Pour éviter les débordements, les chauffeurs du Programme alimentaire mondial ont reçu pour consigne de ne pas aller jusqu’au point de distribution final, mais de s’arrêter en amont et de laisser les civils se servir directement. Selon l’ONU, neuf camions sur dix sont pillés avant d’atteindre leur destination dans la bande de Gaza. «Je n’ai accès à aucun colis, car la foule se précipite vers les camions pour voler les produits, déplore Loai Naser, actuellement déplacé à Deir al-Balah pour la septième fois avec sa famille, et contacté par Libération. Honnêtement, nous mourons à petit feu. La famine a consumé nos corps. Il n’y a pas d’expression plus juste que celle‑ci pour résumer notre situation.»

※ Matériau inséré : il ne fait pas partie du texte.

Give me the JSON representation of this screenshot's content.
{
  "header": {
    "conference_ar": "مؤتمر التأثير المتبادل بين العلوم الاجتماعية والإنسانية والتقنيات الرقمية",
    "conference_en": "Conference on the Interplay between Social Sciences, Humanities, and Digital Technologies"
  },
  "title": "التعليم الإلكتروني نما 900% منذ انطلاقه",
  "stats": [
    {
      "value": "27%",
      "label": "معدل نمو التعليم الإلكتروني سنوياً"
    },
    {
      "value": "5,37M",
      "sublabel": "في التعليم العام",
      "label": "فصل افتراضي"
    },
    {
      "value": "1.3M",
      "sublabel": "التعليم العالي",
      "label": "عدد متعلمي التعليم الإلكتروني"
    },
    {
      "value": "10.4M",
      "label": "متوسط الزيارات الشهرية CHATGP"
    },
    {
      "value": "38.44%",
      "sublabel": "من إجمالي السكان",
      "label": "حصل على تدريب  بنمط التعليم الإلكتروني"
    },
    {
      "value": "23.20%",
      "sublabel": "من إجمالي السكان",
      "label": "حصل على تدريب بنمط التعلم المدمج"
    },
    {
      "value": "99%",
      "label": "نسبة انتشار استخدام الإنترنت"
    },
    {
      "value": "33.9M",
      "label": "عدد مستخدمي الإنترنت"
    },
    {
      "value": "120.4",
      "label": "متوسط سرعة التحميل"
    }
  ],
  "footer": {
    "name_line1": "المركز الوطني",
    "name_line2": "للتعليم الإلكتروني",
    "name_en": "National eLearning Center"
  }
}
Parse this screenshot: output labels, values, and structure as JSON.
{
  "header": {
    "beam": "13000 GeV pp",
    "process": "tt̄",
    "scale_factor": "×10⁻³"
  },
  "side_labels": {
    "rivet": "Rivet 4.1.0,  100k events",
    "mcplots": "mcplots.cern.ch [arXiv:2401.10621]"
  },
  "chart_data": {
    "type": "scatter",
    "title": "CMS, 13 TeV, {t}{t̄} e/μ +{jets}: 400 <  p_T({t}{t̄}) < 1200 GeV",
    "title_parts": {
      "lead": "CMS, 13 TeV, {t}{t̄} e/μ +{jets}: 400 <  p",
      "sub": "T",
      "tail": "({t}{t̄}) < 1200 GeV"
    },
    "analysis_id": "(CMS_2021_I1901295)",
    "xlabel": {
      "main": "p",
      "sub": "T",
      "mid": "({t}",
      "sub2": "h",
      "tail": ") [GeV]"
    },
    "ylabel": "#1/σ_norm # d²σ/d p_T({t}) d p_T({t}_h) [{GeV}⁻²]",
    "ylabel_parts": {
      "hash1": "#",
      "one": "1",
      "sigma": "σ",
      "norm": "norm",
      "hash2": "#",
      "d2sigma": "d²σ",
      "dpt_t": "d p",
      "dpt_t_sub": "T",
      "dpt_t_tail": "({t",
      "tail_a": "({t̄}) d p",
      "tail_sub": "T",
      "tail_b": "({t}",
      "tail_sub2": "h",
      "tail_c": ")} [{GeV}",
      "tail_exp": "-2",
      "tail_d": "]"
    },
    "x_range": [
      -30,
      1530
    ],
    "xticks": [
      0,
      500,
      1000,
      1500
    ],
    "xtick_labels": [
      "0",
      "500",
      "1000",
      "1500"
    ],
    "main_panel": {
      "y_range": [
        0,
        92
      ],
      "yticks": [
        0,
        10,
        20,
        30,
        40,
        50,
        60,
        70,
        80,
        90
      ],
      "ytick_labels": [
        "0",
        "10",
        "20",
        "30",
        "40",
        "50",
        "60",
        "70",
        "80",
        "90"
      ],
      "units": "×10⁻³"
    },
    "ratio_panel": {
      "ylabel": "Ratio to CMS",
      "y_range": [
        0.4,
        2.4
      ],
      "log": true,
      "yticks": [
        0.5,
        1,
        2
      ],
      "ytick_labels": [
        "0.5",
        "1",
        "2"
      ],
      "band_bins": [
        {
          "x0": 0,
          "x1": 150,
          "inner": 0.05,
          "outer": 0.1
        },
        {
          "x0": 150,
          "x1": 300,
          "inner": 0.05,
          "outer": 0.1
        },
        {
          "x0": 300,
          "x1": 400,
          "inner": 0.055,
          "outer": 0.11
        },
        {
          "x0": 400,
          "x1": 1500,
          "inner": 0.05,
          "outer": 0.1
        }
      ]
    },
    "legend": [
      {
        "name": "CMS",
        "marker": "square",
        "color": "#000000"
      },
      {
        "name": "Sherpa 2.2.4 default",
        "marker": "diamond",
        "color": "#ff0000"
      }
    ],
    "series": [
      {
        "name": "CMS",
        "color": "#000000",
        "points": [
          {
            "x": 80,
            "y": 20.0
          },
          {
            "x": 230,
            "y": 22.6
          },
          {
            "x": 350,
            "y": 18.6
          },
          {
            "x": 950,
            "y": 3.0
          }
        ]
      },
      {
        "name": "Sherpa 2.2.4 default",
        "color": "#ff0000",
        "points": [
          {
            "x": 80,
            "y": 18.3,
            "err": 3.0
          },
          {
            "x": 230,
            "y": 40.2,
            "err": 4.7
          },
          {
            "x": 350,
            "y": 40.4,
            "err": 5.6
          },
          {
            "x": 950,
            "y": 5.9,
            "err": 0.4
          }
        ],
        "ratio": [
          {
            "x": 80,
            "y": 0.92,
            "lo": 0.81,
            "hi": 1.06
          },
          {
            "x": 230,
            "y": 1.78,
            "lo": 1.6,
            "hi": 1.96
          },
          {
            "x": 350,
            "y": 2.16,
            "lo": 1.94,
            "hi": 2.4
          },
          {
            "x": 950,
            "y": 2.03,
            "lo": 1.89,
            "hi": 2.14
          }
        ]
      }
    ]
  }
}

Selon l’humanitaire, seulement un quart de l’aide parvient réellement jusqu’aux entrepôts. Le reste est détourné, parfois par des groupes armés, puis revendu sur les marchés à des prix exorbitants. Un sac de farine de 25 kilos dépasse aujourd’hui les 400 dollars (environ 340 euros), tandis qu’une simple bouteille d’huile s’échange à 25 dollars (21 euros). «De nouveaux gangs émergent, motivés par le profit qu’offre la revente de l’aide humanitaire sur les marchés locaux, décrit Amande Bazerolle, coordinatrice d’urgence de MSF à Gaza. Ils s’attaquent non seulement aux camions de ravitaillement, mais aussi aux civils qui reviennent des centres de distribution, cherchant à leur arracher ce qu’ils ont pu obtenir.» Dans ce contexte chaotique, une milice autoproclamée, les Forces populaires, a récemment vu le jour, menée par Yasser Abu Shabab, un Bédouin d’une trentaine d’années passé par les geôles du Hamas. Ce groupe, qui compte environ 300 membres, entend contrôler le trafic d’aide humanitaire et impose sa loi sur certaines zones du sud de Gaza, contrôlées par l’armée israélienne.